Le gérant a été mis en cause par près d’une quarantaine de conversations enregistrées par la justice, une tactique normalement exploitée pour interpeller des gens de la mafia ou des narco trafiquants.

Dans ces conversations, Raj Rajaratnam parlait librement de la négociation de titres grâce à des informations confidentielles obtenues illégalement, avant que le public ne soit informé.

Hier, le procureur de Manhattan a remporté une victoire historique. Après 12 jours de délibération du jury, le gérant de Galleon a été reconnu coupable de cinq chefs d’accusation de conspiration et neuf chefs d’accusation de fraude boursière. Les faits reprochés à M.Rajaratnam s’étalent sur sept ans et lui auraient permis de gagner 63,8 millions de dollars. Il est maintenant passible d’une peine d’emprisonnement de 15 à 20 ans, selon les directives en matière de sentence et d'une amende de 100 millions de dollars.

L’avocat du gérant, John Dowd, a signalé qu’il ferait appel. Le fait d’utiliser des enregistrements comme preuve serait particulièrement discutable.

Ce jugement, et le sérieux avec lequel la justice américaine a traité cette affaire (notamment par le biais d'une mise sur écoute téléphonique) augurent-t-ils une nouvelle manière d'appréhender les délits d’initié aux Etats-Unis ?

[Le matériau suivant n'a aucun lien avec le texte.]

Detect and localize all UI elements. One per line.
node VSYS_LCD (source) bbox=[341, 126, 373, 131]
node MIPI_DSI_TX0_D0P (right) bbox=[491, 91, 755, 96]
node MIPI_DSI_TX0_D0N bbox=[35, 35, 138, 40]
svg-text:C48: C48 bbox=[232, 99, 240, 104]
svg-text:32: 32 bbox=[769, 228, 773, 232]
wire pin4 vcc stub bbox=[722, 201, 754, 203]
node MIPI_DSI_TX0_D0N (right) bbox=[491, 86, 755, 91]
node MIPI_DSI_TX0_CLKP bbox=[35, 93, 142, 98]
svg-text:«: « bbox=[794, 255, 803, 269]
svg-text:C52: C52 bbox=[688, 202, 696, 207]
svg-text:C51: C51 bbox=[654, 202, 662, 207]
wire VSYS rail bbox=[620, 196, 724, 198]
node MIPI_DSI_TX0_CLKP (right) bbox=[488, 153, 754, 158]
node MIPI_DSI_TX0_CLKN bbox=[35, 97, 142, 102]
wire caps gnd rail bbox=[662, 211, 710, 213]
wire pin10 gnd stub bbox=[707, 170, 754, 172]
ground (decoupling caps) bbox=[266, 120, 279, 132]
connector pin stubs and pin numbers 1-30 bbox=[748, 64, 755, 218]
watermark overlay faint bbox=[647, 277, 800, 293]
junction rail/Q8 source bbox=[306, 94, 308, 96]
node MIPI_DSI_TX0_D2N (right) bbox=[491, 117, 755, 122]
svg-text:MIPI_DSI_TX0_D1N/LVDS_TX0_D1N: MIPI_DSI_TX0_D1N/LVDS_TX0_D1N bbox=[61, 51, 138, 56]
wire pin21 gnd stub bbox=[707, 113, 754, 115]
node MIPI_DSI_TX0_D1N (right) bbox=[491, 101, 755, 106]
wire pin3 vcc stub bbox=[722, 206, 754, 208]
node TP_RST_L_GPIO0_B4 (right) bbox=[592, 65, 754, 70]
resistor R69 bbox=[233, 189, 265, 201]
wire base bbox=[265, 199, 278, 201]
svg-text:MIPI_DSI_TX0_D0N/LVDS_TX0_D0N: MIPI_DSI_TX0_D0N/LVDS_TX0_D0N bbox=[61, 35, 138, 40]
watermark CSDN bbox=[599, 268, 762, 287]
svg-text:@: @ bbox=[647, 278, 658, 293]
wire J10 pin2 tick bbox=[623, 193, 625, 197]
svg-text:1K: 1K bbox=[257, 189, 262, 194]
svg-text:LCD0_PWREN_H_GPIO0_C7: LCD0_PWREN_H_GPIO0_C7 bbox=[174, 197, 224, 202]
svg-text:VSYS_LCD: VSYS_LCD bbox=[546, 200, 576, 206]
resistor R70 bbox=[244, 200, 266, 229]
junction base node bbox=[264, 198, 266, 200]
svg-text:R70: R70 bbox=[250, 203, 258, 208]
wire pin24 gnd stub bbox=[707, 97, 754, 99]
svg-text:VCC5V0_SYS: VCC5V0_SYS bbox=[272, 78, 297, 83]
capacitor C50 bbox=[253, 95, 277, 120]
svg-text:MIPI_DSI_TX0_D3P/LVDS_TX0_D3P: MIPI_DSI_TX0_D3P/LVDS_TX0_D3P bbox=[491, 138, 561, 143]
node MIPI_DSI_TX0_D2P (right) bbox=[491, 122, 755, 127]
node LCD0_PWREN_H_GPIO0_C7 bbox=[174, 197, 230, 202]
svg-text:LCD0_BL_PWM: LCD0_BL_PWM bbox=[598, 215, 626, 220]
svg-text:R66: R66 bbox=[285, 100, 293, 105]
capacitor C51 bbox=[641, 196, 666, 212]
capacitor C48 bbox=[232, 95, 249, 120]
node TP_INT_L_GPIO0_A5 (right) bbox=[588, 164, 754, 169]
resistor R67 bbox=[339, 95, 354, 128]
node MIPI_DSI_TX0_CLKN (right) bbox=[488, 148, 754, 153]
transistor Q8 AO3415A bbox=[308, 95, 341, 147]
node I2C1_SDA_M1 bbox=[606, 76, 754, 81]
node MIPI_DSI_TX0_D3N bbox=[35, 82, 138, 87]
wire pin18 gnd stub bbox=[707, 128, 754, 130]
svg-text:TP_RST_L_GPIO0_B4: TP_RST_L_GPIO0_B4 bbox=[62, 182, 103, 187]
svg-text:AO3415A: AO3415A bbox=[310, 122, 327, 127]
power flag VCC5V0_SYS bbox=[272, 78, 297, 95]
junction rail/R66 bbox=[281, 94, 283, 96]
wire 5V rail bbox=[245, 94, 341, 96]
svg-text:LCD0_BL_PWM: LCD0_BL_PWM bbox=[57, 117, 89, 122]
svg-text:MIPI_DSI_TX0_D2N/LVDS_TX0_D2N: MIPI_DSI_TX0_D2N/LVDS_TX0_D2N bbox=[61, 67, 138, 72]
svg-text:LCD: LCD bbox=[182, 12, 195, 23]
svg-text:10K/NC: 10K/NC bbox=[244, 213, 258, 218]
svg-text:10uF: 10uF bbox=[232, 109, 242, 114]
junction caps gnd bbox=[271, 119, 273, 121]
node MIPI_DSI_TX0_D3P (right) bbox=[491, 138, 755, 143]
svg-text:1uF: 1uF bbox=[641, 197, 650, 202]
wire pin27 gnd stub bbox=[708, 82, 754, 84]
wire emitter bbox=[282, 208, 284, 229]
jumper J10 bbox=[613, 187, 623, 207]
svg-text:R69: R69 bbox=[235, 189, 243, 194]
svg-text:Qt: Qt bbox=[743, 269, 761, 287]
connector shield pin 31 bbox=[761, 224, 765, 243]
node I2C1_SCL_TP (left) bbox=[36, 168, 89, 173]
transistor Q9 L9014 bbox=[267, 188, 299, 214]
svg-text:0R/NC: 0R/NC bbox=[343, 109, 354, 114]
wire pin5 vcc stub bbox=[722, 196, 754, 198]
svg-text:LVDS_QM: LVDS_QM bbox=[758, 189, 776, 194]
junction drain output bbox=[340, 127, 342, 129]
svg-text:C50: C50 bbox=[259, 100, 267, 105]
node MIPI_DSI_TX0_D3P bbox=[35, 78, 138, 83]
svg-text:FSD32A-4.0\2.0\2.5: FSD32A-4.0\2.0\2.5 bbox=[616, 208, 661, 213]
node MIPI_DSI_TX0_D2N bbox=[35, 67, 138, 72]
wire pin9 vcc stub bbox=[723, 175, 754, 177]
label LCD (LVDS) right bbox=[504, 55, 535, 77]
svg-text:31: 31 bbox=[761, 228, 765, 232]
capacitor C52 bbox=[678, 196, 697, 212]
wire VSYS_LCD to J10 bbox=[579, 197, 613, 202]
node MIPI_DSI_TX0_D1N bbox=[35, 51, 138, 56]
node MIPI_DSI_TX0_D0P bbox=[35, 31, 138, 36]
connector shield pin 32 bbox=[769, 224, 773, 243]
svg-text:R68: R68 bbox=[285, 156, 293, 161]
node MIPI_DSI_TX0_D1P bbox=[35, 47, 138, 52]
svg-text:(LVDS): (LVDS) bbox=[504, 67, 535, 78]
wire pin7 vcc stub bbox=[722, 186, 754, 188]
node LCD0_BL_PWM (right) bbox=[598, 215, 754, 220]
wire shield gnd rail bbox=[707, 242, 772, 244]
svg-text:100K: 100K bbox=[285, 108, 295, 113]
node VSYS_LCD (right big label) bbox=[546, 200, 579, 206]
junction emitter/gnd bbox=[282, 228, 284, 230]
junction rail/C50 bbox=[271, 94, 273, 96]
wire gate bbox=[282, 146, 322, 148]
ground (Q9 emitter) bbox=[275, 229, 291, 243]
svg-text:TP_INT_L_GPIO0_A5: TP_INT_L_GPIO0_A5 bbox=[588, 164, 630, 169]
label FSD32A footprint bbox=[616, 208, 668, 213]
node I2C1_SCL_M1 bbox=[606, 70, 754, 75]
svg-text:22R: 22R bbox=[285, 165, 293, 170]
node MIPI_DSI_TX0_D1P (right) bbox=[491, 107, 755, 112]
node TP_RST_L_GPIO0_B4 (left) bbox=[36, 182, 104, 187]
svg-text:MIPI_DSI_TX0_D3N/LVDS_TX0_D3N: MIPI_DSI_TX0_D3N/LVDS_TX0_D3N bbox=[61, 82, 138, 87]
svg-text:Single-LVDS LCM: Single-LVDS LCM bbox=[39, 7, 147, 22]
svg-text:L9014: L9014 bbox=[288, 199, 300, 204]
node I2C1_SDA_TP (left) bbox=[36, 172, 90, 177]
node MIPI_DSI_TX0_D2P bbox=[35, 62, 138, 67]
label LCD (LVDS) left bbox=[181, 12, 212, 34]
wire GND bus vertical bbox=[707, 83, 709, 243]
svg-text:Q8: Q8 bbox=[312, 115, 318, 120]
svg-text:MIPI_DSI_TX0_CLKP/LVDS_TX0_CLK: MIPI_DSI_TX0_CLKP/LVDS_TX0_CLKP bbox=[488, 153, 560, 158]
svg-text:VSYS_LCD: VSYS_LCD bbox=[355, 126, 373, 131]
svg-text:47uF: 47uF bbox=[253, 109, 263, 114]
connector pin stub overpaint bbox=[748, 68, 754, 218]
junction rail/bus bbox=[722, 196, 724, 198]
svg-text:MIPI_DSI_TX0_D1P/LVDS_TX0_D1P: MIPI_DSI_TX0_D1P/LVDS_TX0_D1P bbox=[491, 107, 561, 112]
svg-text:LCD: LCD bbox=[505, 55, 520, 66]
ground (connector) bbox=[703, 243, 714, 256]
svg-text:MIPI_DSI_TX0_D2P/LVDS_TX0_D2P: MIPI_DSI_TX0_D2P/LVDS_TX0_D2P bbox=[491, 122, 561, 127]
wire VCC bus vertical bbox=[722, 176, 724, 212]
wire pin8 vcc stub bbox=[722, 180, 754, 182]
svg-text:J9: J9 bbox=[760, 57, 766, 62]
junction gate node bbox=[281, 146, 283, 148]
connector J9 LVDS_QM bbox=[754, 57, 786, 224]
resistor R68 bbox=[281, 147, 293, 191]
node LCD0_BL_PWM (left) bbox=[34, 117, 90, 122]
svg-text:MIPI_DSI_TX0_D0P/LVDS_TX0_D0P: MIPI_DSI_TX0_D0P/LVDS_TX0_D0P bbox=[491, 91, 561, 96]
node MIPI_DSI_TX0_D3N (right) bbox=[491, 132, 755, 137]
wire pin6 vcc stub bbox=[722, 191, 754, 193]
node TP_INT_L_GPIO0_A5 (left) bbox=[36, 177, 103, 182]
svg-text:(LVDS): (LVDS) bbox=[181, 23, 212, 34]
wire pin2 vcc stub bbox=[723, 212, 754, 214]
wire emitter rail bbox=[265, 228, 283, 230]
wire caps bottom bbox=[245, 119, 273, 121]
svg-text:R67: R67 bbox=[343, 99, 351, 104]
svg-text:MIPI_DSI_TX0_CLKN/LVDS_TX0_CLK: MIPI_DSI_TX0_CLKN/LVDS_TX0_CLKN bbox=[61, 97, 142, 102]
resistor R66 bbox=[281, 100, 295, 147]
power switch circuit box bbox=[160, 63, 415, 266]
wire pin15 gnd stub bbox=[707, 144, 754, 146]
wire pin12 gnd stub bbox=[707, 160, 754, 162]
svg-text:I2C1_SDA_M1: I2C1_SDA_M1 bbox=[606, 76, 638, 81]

Certainement pas, répond Marc Fiorentino, président d’Euroland Finance. «Ceux qui frauderont seront plus prudents. Ils éviteront d’utiliser leur téléphone. Le délit d’initié sera plus subtil. Ce qu’a fait le gérant de Galleon est « old school ». Gagner de l’argent sur une information privilégiée directe, ça ne se fait plus. Quand on est un fonds puissant, il suffit de recevoir les analyses d’une grande banque d’affaires concernant la recommandation d’une société donnée, l’avis sur telle ou telle matière première avant le grand public pour être initié. Cela est tout à fait légal».

Galleon Group figure parmi les dix plus grands hedge funds de la planète. Il gérait 7 milliards de dollars en 2008.

La fortune personnelle de Rajaratnam est évaluée à 1,8 milliards de dollars, le plaçant au rang de 262ème fortune selon le magazine Forbes en 2009.